Antitumour characteristics of irinotecan-containing microspheres of poly-d,l-lactic acid or poly(d,l-lactic acid-co-glycolic acid) copolymers

Microspheres containing irinotecan showing a gradual drug release were prepared using poly-d,l-lactic acid, poly(d,l-lactic acid-co-glycolic acid) 3/1 copolymer and poly(d,l-lactic acid-co-glycolic acid (1/1)) copolymer by the dry-in-water method. They were named PLA-m PLGA31-m and PLGA11-m, respectively. The drug release rates occurred in the following order, from fastest to slowest: PLGA11-m > PLGA31-m > PLA-m. The effect of microspheres was examined in the intraperitoneal administration with a single dose. In treating mice intraperitoneally bearing P388 leukaemia at a dose of 100 mg irinotecan eq/kg, the effect was raised according to the increase of the drug release rate.

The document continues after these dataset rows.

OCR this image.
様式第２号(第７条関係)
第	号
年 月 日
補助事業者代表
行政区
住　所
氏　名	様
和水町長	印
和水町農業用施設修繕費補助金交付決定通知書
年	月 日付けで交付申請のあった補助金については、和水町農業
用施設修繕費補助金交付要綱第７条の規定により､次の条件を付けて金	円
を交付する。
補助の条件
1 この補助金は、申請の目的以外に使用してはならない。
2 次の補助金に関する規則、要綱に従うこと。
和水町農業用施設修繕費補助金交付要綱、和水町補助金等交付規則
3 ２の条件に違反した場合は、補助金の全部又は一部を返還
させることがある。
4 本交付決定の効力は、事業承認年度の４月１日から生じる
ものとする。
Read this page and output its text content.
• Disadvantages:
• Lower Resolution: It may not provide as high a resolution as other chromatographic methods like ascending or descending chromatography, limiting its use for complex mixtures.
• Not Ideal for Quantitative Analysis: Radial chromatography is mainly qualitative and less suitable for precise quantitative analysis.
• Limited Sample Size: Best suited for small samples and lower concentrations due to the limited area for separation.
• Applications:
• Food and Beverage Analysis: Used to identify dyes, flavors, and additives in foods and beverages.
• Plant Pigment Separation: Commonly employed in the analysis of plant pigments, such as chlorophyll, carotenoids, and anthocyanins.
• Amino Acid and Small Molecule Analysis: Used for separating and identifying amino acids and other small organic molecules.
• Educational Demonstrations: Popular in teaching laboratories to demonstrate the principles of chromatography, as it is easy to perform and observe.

At 250 mg irinotecan eq/kg, PLGA11-m showed a high increase in life span, but irinotecan solution gave lethal toxicity. In treating mice bearing sarcomal 80 solid tumour subcutaneously at 250 mg irinotecan eq/kg, tumour growth was suppressed in the following order: PLGA11-m is approximately equal to PLGA31-m > PLA-m, and irinotecan solution gave lethal toxicity. PLGA11-m tended to suppress the tumour growth at 500 mg irinotecan eq/kg; however, body weight loss, being an indicator of a toxic side effect, was observed for mor-e than two weeks.